Un peu de silence, on a terminé. Les services ont bien noté le sens des votes des uns et des autres. Avant de vous annoncer les deux dates de nos prochaines séances, je voudrais vous dire que c'est la dernière séance du Conseil municipal de notre ami Didier Lassalle. Il est là, on peut l'applaudir.
Applaudissements.
Didier est quelqu’un qui compte pour nous. Il est rentré en décembre 1997, ici, à la mairie de Bayonne, au service des cimetières. Il était agent administratif. Il a franchi tous les échelons. Il a été rédacteur en mars 1999, après concours évidemment, titularisé rédacteur au service élections en mars 2000 et ensuite attaché au service stationnement. En 2005, il est arrivé au secrétariat général. C'est là que nous l’avons beaucoup connu, au secrétariat général où il était une pièce maîtresse incontournable du dispositif. Il est resté douze ans et à la faveur de la désignation de Monsieur Foulon comme DGA, il est devenu Directeur des finances et du contrôle de gestion en janvier 2017. Il a donc été nommé attaché hors classe en mars 2018.

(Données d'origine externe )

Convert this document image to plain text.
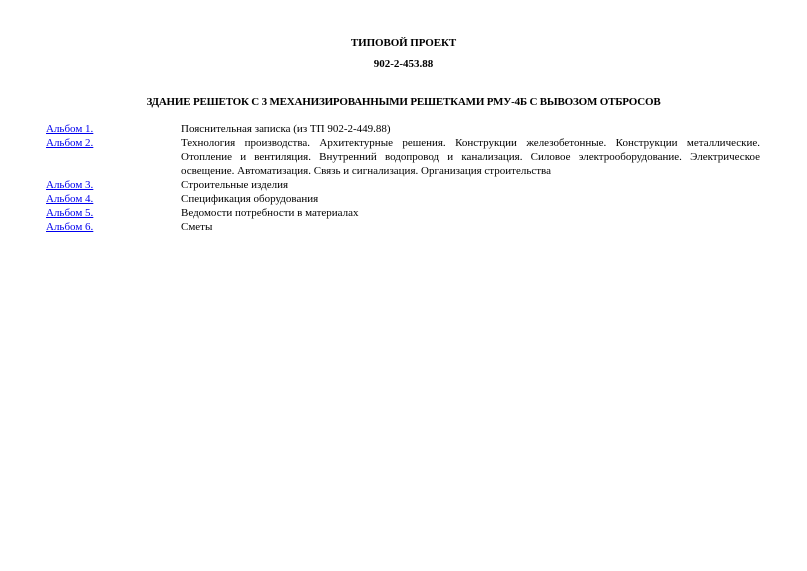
ТИПОВОЙ ПРОЕКТ
902-2-453.88
ЗДАНИЕ РЕШЕТОК С 3 МЕХАНИЗИРОВАННЫМИ РЕШЕТКАМИ РМУ-4Б С ВЫВОЗОМ ОТБРОСОВ
Альбом 1.	Пояснительная записка (из ТП 902-2-449.88)
Альбом 2.	Технология производства. Архитектурные решения. Конструкции железобетонные. Конструкции металлические. Отопление и вентиляция. Внутренний водопровод и канализация. Силовое электрооборудование. Электрическое освещение. Автоматизация. Связь и сигнализация. Организация строительства
Альбом 3.	Строительные изделия
Альбом 4.	Спецификация оборудования
Альбом 5.	Ведомости потребности в материалах
Альбом 6.	Сметы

Il va nous quitter et nous allons beaucoup le regretter, parce qu'il fait partie de ces grands commis dont les Villes peuvent s'enorgueillir. Merci Didier.
Applaudissements.
M. le Maire : Merci. La prochaine séance publique aura lieu le 13 décembre, toujours à la même heure, 17 heures 30. La commission générale aura lieu le 4 décembre, toujours à 18 heures.
L’ordre du jour étant épuisé, la séance est levée à 22h10.